Sarnekow (pm). Nach rund 1,5 Jahren Bauzeit konnte der Kreis Herzogtum Lauenburg am 21. April 2026 die neue Rettungswache in Sarnekow (Gemeinde Besenthal) einweihen: Im Rahmen einer feierlichen Eröffnung übergaben Landrat Dr. Christoph Mager und Kreispräsident Michael Sauerland das Gebäude an die künftigen Nutzer, die Herzogtum Lauenburg Rettungsdienstgesellschaft (HLR).
Tatsächlich ist die Rettungswache schon seit Februar in Betrieb. „Für die Eröffnungsfeier haben wir aber auf etwas angenehmeres Wetter gehofft“, sagte Christoph Mager in seiner Eröffnungsrede.

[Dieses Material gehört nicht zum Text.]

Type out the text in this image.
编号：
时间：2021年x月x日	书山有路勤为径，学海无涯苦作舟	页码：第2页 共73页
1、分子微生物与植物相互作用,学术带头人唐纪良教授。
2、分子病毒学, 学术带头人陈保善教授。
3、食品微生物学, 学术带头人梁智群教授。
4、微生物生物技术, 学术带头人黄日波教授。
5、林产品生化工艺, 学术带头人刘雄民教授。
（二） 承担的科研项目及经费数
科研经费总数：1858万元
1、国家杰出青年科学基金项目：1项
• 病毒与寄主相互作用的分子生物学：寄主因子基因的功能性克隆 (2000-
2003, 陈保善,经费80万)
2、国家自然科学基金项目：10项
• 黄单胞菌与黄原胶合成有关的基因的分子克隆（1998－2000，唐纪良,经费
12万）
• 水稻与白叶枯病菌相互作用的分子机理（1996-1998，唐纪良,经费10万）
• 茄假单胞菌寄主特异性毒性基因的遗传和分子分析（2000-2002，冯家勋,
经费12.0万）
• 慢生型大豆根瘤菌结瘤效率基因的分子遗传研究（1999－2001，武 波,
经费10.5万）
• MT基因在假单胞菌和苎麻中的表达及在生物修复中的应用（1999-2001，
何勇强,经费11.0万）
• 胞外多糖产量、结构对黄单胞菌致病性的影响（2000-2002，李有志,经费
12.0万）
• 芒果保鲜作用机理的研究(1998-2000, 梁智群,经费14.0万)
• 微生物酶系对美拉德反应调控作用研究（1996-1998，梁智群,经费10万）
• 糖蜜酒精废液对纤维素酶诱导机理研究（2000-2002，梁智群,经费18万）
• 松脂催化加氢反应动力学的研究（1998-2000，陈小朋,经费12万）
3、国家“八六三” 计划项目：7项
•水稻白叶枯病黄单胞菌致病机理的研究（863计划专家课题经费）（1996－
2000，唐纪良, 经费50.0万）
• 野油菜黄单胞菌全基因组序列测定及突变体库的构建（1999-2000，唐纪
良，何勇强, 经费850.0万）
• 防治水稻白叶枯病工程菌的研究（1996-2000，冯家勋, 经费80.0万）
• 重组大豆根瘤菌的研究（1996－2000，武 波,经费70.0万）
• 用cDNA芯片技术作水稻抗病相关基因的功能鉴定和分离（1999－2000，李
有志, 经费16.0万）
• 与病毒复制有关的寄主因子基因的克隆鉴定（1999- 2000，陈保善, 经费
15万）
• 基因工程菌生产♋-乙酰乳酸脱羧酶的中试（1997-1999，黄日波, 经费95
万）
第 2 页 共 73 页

Diese Hoffnung wurde erfüllt: Frühlingshafte Temperaturen und strahlende Sonne erwarteten die zahlreichen Gäste aus Wirtschaft, Ehrenamt, Politik und direkter Nachbarschaft.

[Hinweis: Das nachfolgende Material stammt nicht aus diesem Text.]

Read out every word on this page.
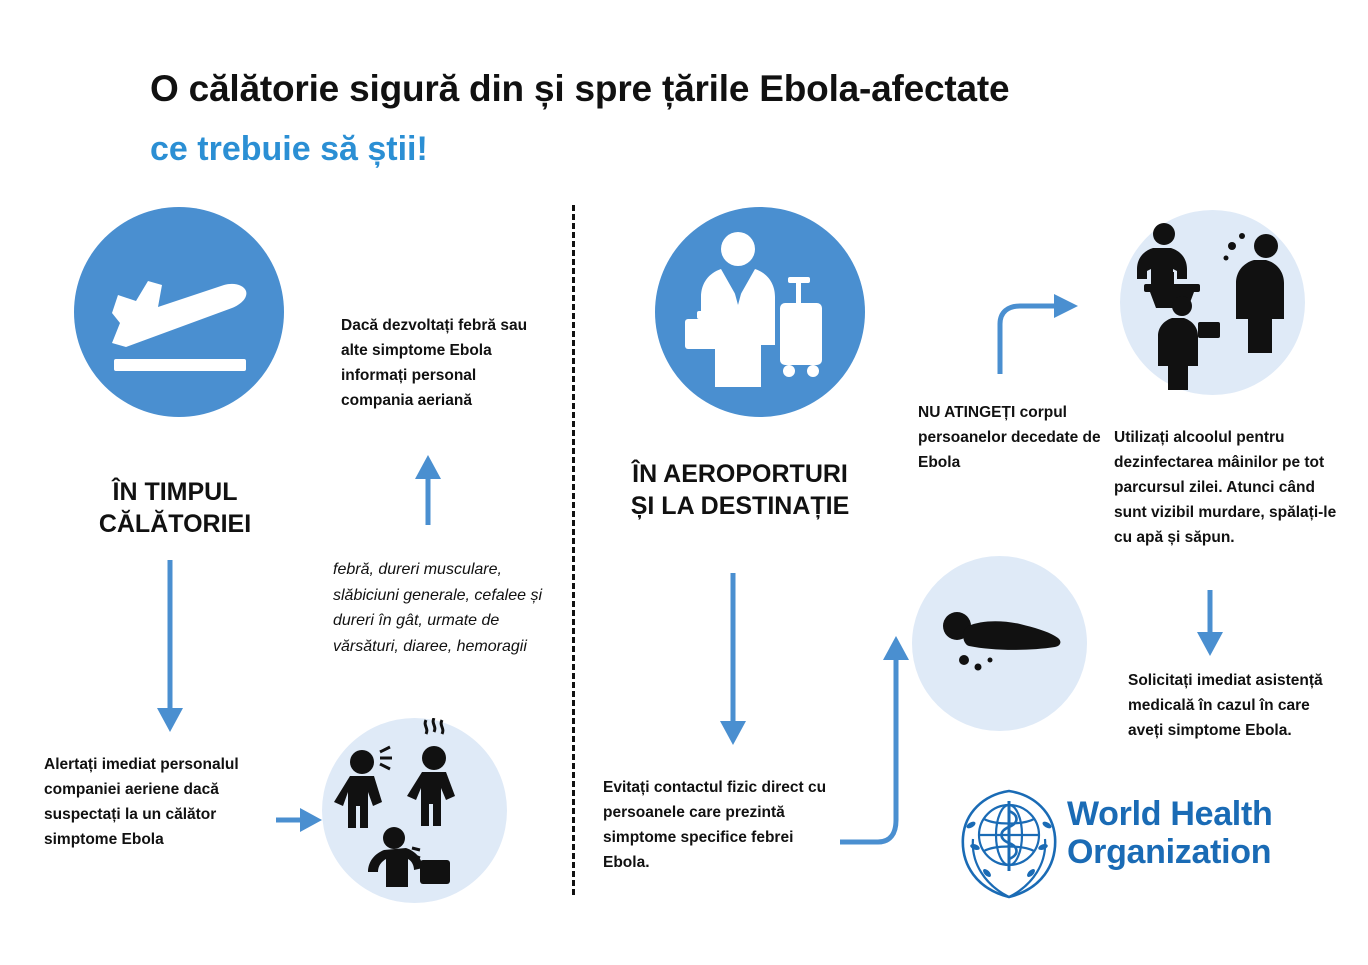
O călătorie sigură din și spre țările Ebola-afectate
ce trebuie să știi!
ÎN TIMPUL
CĂLĂTORIEI
Alertați imediat personalul companiei aeriene dacă suspectați la un călător simptome Ebola
Dacă dezvoltați febră sau alte simptome Ebola informați personal compania aeriană
febră, dureri musculare, slăbiciuni generale, cefalee și dureri în gât, urmate de vărsături, diaree, hemoragii
ÎN AEROPORTURI
ȘI LA DESTINAȚIE
Evitați contactul fizic direct cu persoanele care prezintă simptome specifice febrei Ebola.
NU ATINGEȚI corpul persoanelor decedate de Ebola
Utilizați alcoolul pentru dezinfectarea mâinilor pe tot parcursul zilei. Atunci când sunt vizibil murdare, spălați-le cu apă și săpun.
Solicitați imediat asistență medicală în cazul în care aveți simptome Ebola.
World Health
Organization
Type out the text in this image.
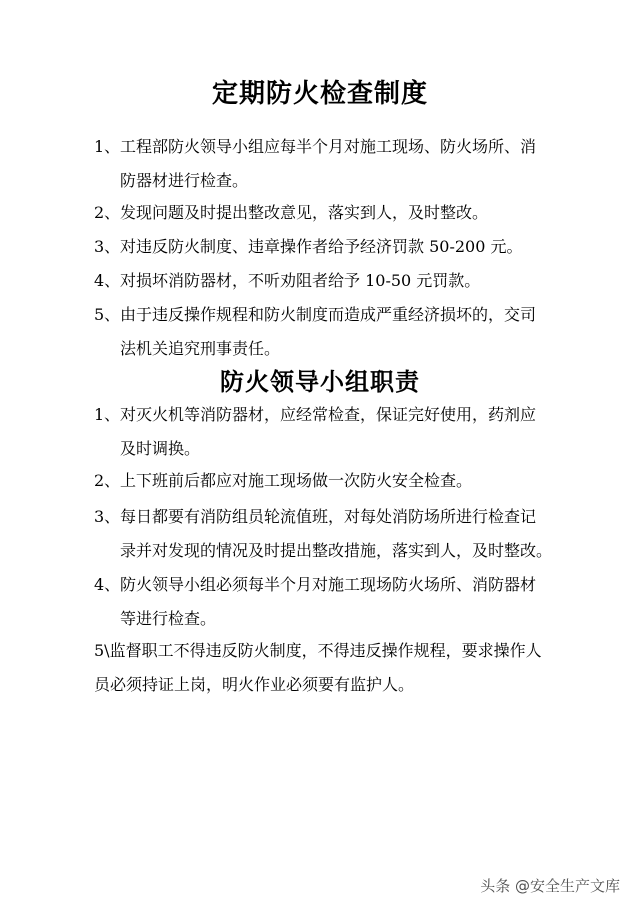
定期防火检查制度
1、 工程部防火领导小组应每半个月对施工现场、防火场所、消
防器材进行检查。
2、 发现问题及时提出整改意见，落实到人，及时整改。
3、 对违反防火制度、违章操作者给予经济罚款 50-200 元。
4、 对损坏消防器材，不听劝阻者给予 10-50 元罚款。
5、 由于违反操作规程和防火制度而造成严重经济损坏的，交司
法机关追究刑事责任。
防火领导小组职责
1、 对灭火机等消防器材，应经常检查，保证完好使用，药剂应
及时调换。
2、 上下班前后都应对施工现场做一次防火安全检查。
3、 每日都要有消防组员轮流值班，对每处消防场所进行检查记
录并对发现的情况及时提出整改措施，落实到人，及时整改。
4、 防火领导小组必须每半个月对施工现场防火场所、消防器材
等进行检查。
5\监督职工不得违反防火制度，不得违反操作规程，要求操作人
员必须持证上岗，明火作业必须要有监护人。
头条 @安全生产文库
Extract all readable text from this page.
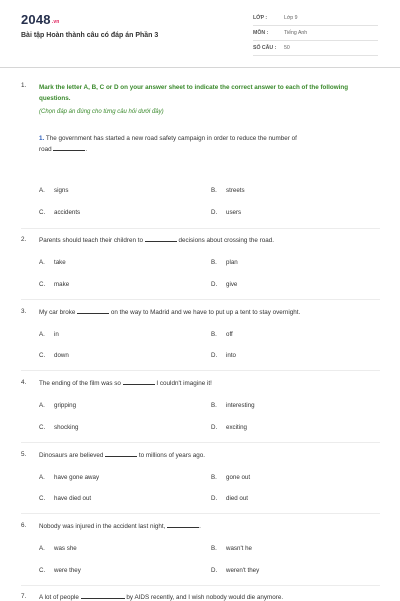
2048.vn
Bài tập Hoàn thành câu có đáp án Phần 3
LỚP :	Lớp 9
MÔN :	Tiếng Anh
SỐ CÂU : 50
1. Mark the letter A, B, C or D on your answer sheet to indicate the correct answer to each of the following questions.
(Chọn đáp án đúng cho từng câu hỏi dưới đây)
1. The government has started a new road safety campaign in order to reduce the number of
road	.
A. signs	B. streets
C. accidents	D. users
2. Parents should teach their children to	decisions about crossing the road.
A. take	B. plan
C. make	D. give
3. My car broke	on the way to Madrid and we have to put up a tent to stay overnight.
A. in	B. off
C. down	D. into
4. The ending of the film was so	I couldn't imagine it!
A. gripping	B. interesting
C. shocking	D. exciting
5. Dinosaurs are believed	to millions of years ago.
A. have gone away	B. gone out
C. have died out	D. died out
6. Nobody was injured in the accident last night,	.
A. was she	B. wasn't he
C. were they	D. weren't they
7. A lot of people	by AIDS recently, and I wish nobody would die anymore.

2022 hatte der Kreistag beschlossen, einem entsprechenden Fachgutachten folgend, insgesamt vier neue Rettungswachen im Kreis zu errichten. Die erste dieser neuen Rettungswachen wurde 2024 in Salem fertiggestellt, die nun eröffnete Rettungswache in Sarnekow ist die zweite in dieser Reihe. Weitere Standorte sind in Kastorf und Wentorf in Planung bzw. im Bau.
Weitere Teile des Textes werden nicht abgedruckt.